Saturday, May 26, 2007

Buck Up, Ladies!

I'm pretty steamed about a comment on Amri's post "Part-Time Jobs and Part-Time Daycare." Amri wonders if a part-time job might help her SAHM friend's mild depression, and asks if part-time daycare is really all that bad. Several commenters defend stay-at-home mothering, and offer suggestions on how to alleviate the depression. Then bbell chimes in with some advice he says comes from his wife, who "at one point had a 4-year-old, 20 month old, and a set of newborn twins at home." Here is the advice:

1. Shower, dress and put on makeup. Being slobby is not going to help your mental state
2. get other SAHM friends including non LDS SAHM friends. The non LDS SAHM friends will be guilt free friends who will not see you thru a pressure filled LDS SAHM prism. You will be able to relax a bit in their presence
3. have lots of sex with hubby
4. Make the bed in the morning
5. Clean the house. Do not have a messy house it will kill you mentally
6. Work out. Get a jogging stroller and go every day
7. Get unlimited long distance and call lifelong friends regularly
8. Do not use food to help you feel better. Getting fat will not help you feel better
9. Date night on the weekend
10. New hobbies
11. Buck up
12. Make your husband cook, clean, laundry, dishes etc. at night Never go to bed with a messy house. Its a horrible feeling to wake up to a mess

And now, here is how some women reacted to that advice:

"I believe you, bbell, that these are your wife's suggestions. But somehow, I wish she had commented herself. I don't know why, but it makes me MORE depressed to hear a man tell me that the way to cure my depression is to have lots of sex with my hubby, don't get fat, don't look slobby, and clean the house..."

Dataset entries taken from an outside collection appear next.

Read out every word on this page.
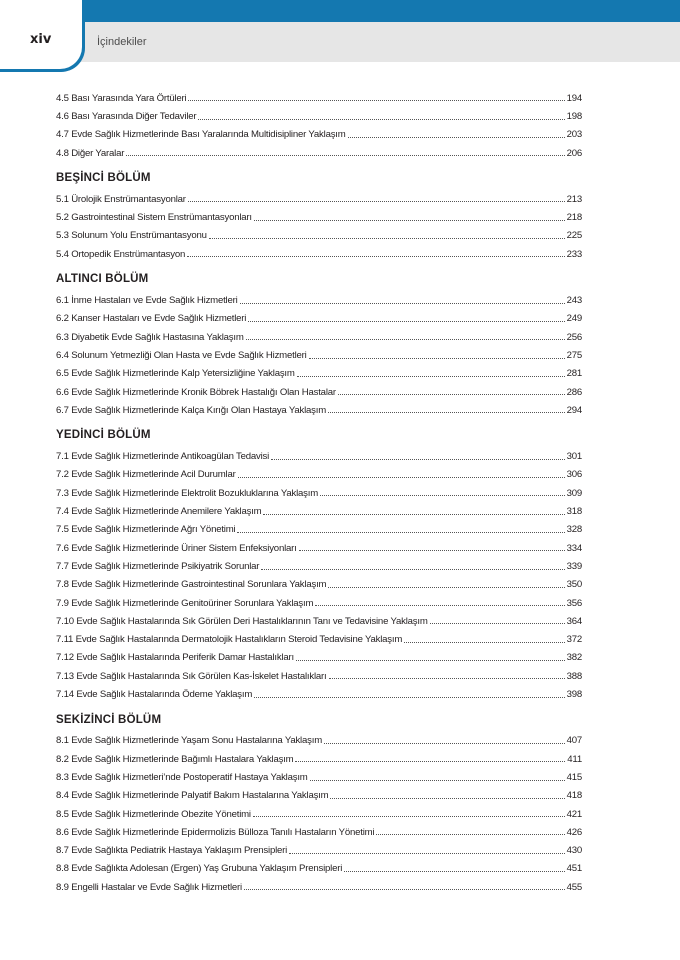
xiv	İçindekiler
4.5 Bası Yarasında Yara Örtüleri	194
4.6 Bası Yarasında Diğer Tedaviler	198
4.7 Evde Sağlık Hizmetlerinde Bası Yaralarında Multidisipliner Yaklaşım	203
4.8 Diğer Yaralar	206
BEŞİNCİ BÖLÜM
5.1 Ürolojik Enstrümantasyonlar	213
5.2 Gastrointestinal Sistem Enstrümantasyonları	218
5.3 Solunum Yolu Enstrümantasyonu	225
5.4 Ortopedik Enstrümantasyon	233
ALTINCI BÖLÜM
6.1 İnme Hastaları ve Evde Sağlık Hizmetleri	243
6.2 Kanser Hastaları ve Evde Sağlık Hizmetleri	249
6.3 Diyabetik Evde Sağlık Hastasına Yaklaşım	256
6.4 Solunum Yetmezliği Olan Hasta ve Evde Sağlık Hizmetleri	275
6.5 Evde Sağlık Hizmetlerinde Kalp Yetersizliğine Yaklaşım	281
6.6 Evde Sağlık Hizmetlerinde Kronik Böbrek Hastalığı Olan Hastalar	286
6.7 Evde Sağlık Hizmetlerinde Kalça Kırığı Olan Hastaya Yaklaşım	294
YEDİNCİ BÖLÜM
7.1 Evde Sağlık Hizmetlerinde Antikoagülan Tedavisi	301
7.2 Evde Sağlık Hizmetlerinde Acil Durumlar	306
7.3 Evde Sağlık Hizmetlerinde Elektrolit Bozukluklarına Yaklaşım	309
7.4 Evde Sağlık Hizmetlerinde Anemilere Yaklaşım	318
7.5 Evde Sağlık Hizmetlerinde Ağrı Yönetimi	328
7.6 Evde Sağlık Hizmetlerinde Üriner Sistem Enfeksiyonları	334
7.7 Evde Sağlık Hizmetlerinde Psikiyatrik Sorunlar	339
7.8 Evde Sağlık Hizmetlerinde Gastrointestinal Sorunlara Yaklaşım	350
7.9 Evde Sağlık Hizmetlerinde Genitoüriner Sorunlara Yaklaşım	356
7.10 Evde Sağlık Hastalarında Sık Görülen Deri Hastalıklarının Tanı ve Tedavisine Yaklaşım	364
7.11 Evde Sağlık Hastalarında Dermatolojik Hastalıkların Steroid Tedavisine Yaklaşım	372
7.12 Evde Sağlık Hastalarında Periferik Damar Hastalıkları	382
7.13 Evde Sağlık Hastalarında Sık Görülen Kas-İskelet Hastalıkları	388
7.14 Evde Sağlık Hastalarında Ödeme Yaklaşım	398
SEKİZİNCİ BÖLÜM
8.1 Evde Sağlık Hizmetlerinde Yaşam Sonu Hastalarına Yaklaşım	407
8.2 Evde Sağlık Hizmetlerinde Bağımlı Hastalara Yaklaşım	411
8.3 Evde Sağlık Hizmetleri’nde Postoperatif Hastaya Yaklaşım	415
8.4 Evde Sağlık Hizmetlerinde Palyatif Bakım Hastalarına Yaklaşım	418
8.5 Evde Sağlık Hizmetlerinde Obezite Yönetimi	421
8.6 Evde Sağlık Hizmetlerinde Epidermolizis Bülloza Tanılı Hastaların Yönetimi	426
8.7 Evde Sağlıkta Pediatrik Hastaya Yaklaşım Prensipleri	430
8.8 Evde Sağlıkta Adolesan (Ergen) Yaş Grubuna Yaklaşım Prensipleri	451
8.9 Engelli Hastalar ve Evde Sağlık Hizmetleri	455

"buck up is quite possibly the worst advice i've ever heard. ever."

"I don't think bbell's list would help someone who is already depressed. Those items take a lot of energy and ambition. When I had depression, I'd make lists like that too. Then I'd stare at them and cry..."

"That list looks like exactly the thing that creates that guilt-inducing pressure that mormon women suffer from. You will only be happy if you wear makeup every day, your house is clean, you work out, aren't fat, and have a great sex life. I mean, duh, I think every woman wants her life to be like that. But isn't the point that you get bored, depressed, and often overwhelmed? How is adding tasks to the day going to make someone less overwhelmed? How is telling a woman unfulfilled with her life as a SAHM that she would be happy if she were just, you know, skinny and cute and sexy every day, going to help her? yeesh."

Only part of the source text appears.